Here's a not-quite-so-obvious use of tables. Let's say you want to show a series of bullet items with text to the left of the items. You want to use a graphic for the bullet. You want to indent the margins a lot. And you want to center the whole mess. There are a few ways to do this, but the table is the most flexible:
Tips for Writing Poetry
It's always good to rhyme, but be creative. Try rhyming alternate verses, or rhyme words in the middle of a syllable.
Use unconventional words. If I see another "croon at the moon in June" I will probably puke my guts out.
Avoid haiku. If haiku is poetry then ketchup is a vegetable. Now, limericks, there's real poetry for you.

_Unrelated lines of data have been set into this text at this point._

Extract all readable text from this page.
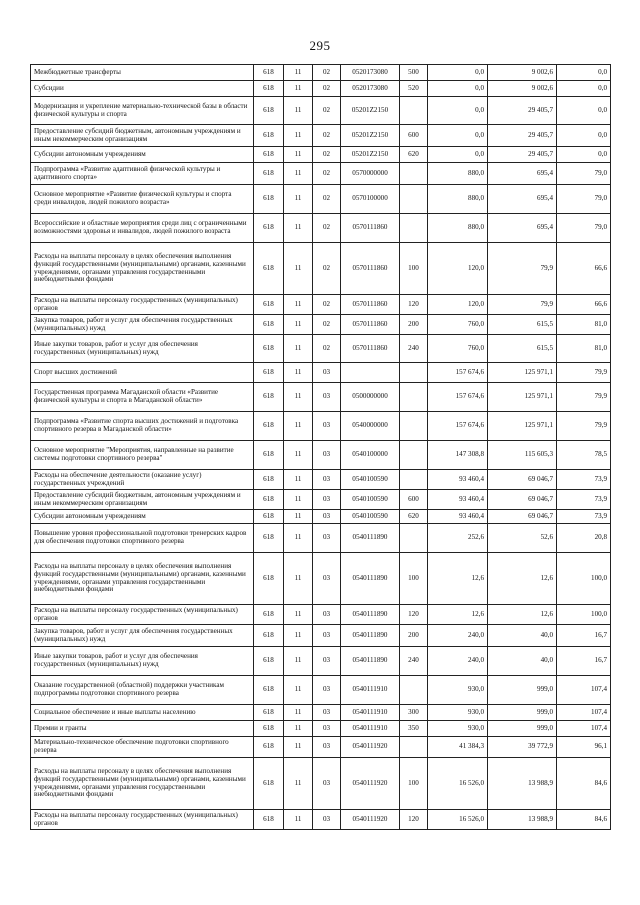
295
Межбюджетные трансферты	618	11	02	0520173080	500	0,0	9 002,6	0,0
Субсидии	618	11	02	0520173080	520	0,0	9 002,6	0,0
Модернизация и укрепление материально-технической базы в области физической культуры и спорта	618	11	02	05201Z2150		0,0	29 405,7	0,0
Предоставление субсидий бюджетным, автономным учреждениям и иным некоммерческим организациям	618	11	02	05201Z2150	600	0,0	29 405,7	0,0
Субсидии автономным учреждениям	618	11	02	05201Z2150	620	0,0	29 405,7	0,0
Подпрограмма «Развитие адаптивной физической культуры и адаптивного спорта»	618	11	02	0570000000		880,0	695,4	79,0
Основное мероприятие «Развитие физической культуры и спорта среди инвалидов, людей пожилого возраста»	618	11	02	0570100000		880,0	695,4	79,0
Всероссийские и областные мероприятия среди лиц с ограниченными возможностями здоровья и инвалидов, людей пожилого возраста	618	11	02	0570111860		880,0	695,4	79,0
Расходы на выплаты персоналу в целях обеспечения выполнения функций государственными (муниципальными) органами, казенными учреждениями, органами управления государственными внебюджетными фондами	618	11	02	0570111860	100	120,0	79,9	66,6
Расходы на выплаты персоналу государственных (муниципальных) органов	618	11	02	0570111860	120	120,0	79,9	66,6
Закупка товаров, работ и услуг для обеспечения государственных (муниципальных) нужд	618	11	02	0570111860	200	760,0	615,5	81,0
Иные закупки товаров, работ и услуг для обеспечения государственных (муниципальных) нужд	618	11	02	0570111860	240	760,0	615,5	81,0
Спорт высших достижений	618	11	03			157 674,6	125 971,1	79,9
Государственная программа Магаданской области «Развитие физической культуры и спорта в Магаданской области»	618	11	03	0500000000		157 674,6	125 971,1	79,9
Подпрограмма «Развитие спорта высших достижений и подготовка спортивного резерва в Магаданской области»	618	11	03	0540000000		157 674,6	125 971,1	79,9
Основное мероприятие "Мероприятия, направленные на развитие системы подготовки спортивного резерва"	618	11	03	0540100000		147 308,8	115 605,3	78,5
Расходы на обеспечение деятельности (оказание услуг) государственных учреждений	618	11	03	0540100590		93 460,4	69 046,7	73,9
Предоставление субсидий бюджетным, автономным учреждениям и иным некоммерческим организациям	618	11	03	0540100590	600	93 460,4	69 046,7	73,9
Субсидии автономным учреждениям	618	11	03	0540100590	620	93 460,4	69 046,7	73,9
Повышение уровня профессиональной подготовки тренерских кадров для обеспечения подготовки спортивного резерва	618	11	03	0540111890		252,6	52,6	20,8
Расходы на выплаты персоналу в целях обеспечения выполнения функций государственными (муниципальными) органами, казенными учреждениями, органами управления государственными внебюджетными фондами	618	11	03	0540111890	100	12,6	12,6	100,0
Расходы на выплаты персоналу государственных (муниципальных) органов	618	11	03	0540111890	120	12,6	12,6	100,0
Закупка товаров, работ и услуг для обеспечения государственных (муниципальных) нужд	618	11	03	0540111890	200	240,0	40,0	16,7
Иные закупки товаров, работ и услуг для обеспечения государственных (муниципальных) нужд	618	11	03	0540111890	240	240,0	40,0	16,7
Оказание государственной (областной) поддержки участникам подпрограммы подготовки спортивного резерва	618	11	03	0540111910		930,0	999,0	107,4
Социальное обеспечение и иные выплаты населению	618	11	03	0540111910	300	930,0	999,0	107,4
Премии и гранты	618	11	03	0540111910	350	930,0	999,0	107,4
Материально-техническое обеспечение подготовки спортивного резерва	618	11	03	0540111920		41 384,3	39 772,9	96,1
Расходы на выплаты персоналу в целях обеспечения выполнения функций государственными (муниципальными) органами, казенными учреждениями, органами управления государственными внебюджетными фондами	618	11	03	0540111920	100	16 526,0	13 988,9	84,6
Расходы на выплаты персоналу государственных (муниципальных) органов	618	11	03	0540111920	120	16 526,0	13 988,9	84,6
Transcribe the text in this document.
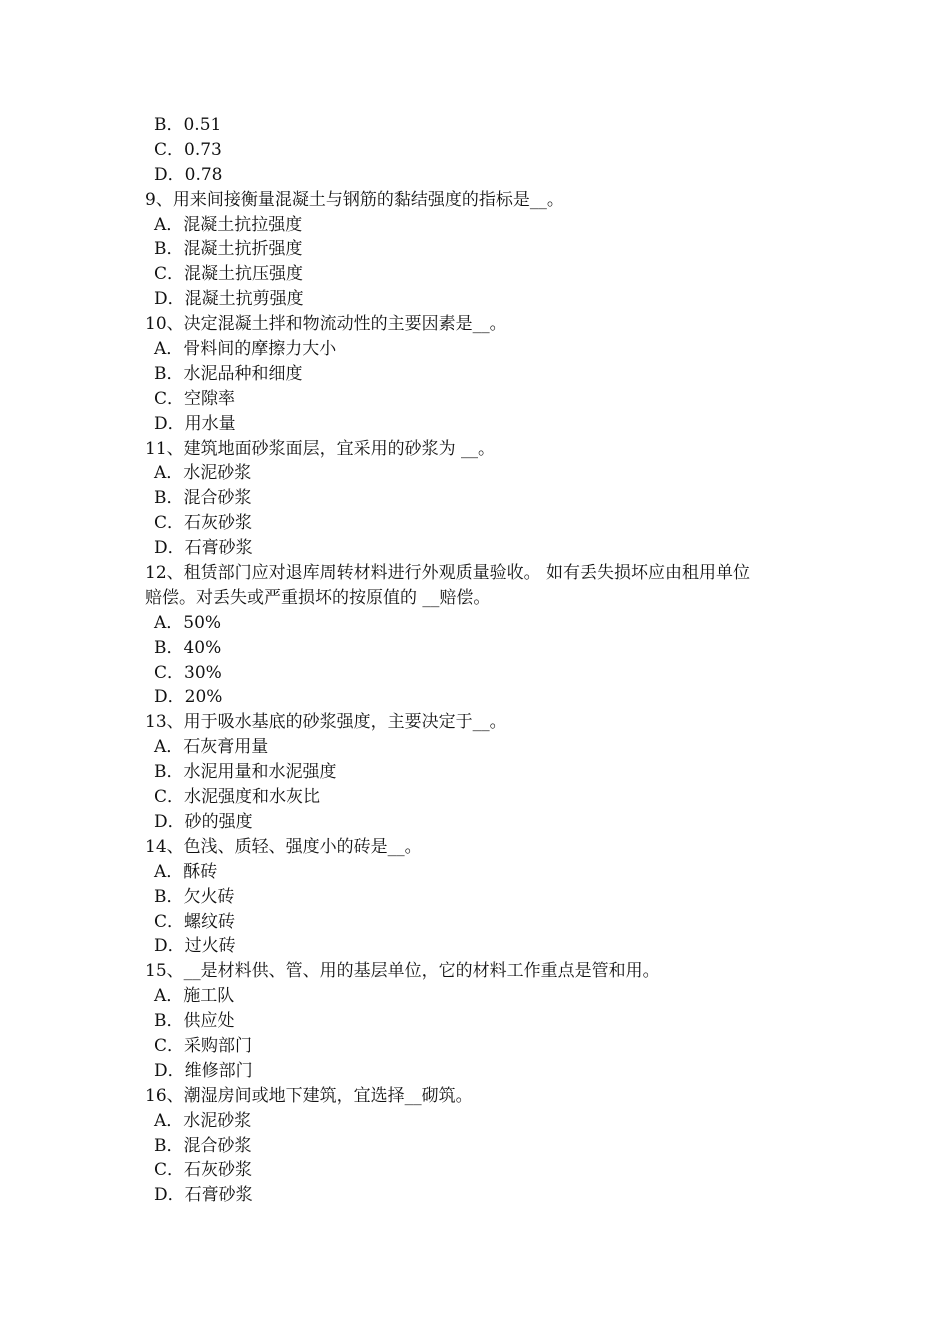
B．0.51
C．0.73
D．0.78
9、用来间接衡量混凝土与钢筋的黏结强度的指标是__。
A．混凝土抗拉强度
B．混凝土抗折强度
C．混凝土抗压强度
D．混凝土抗剪强度
10、决定混凝土拌和物流动性的主要因素是__。
A．骨料间的摩擦力大小
B．水泥品种和细度
C．空隙率
D．用水量
11、建筑地面砂浆面层，宜采用的砂浆为 __。
A．水泥砂浆
B．混合砂浆
C．石灰砂浆
D．石膏砂浆
12、租赁部门应对退库周转材料进行外观质量验收。 如有丢失损坏应由租用单位
赔偿。对丢失或严重损坏的按原值的 __赔偿。
A．50%
B．40%
C．30%
D．20%
13、用于吸水基底的砂浆强度，主要决定于__。
A．石灰膏用量
B．水泥用量和水泥强度
C．水泥强度和水灰比
D．砂的强度
14、色浅、质轻、强度小的砖是__。
A．酥砖
B．欠火砖
C．螺纹砖
D．过火砖
15、__是材料供、管、用的基层单位，它的材料工作重点是管和用。
A．施工队
B．供应处
C．采购部门
D．维修部门
16、潮湿房间或地下建筑，宜选择__砌筑。
A．水泥砂浆
B．混合砂浆
C．石灰砂浆
D．石膏砂浆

So as you can see, tables can be used for a lot more than displaying the gross national product of Slovenia for the past five years. The home page at the WinMag Web site is a complex combination of two tables nested inside each other. Another example of nested tables is in the discussion of URL components in this tutorial. Once you figure those out you'll know you are an HTML table expert.

Table Troubles

Tables have been around for a while, and the stuff you see in this file works pretty well with Netscape Navigator 2.0 and Internet Explorer 2.0. Not all browsers support tables, though. The most ugly example is the browser built into America Online 2.5. AOL plans to offer its users the option to use a real browser by mid-1996, so I wouldn't let that keep you from using tables. They do too many cool things to ignore them.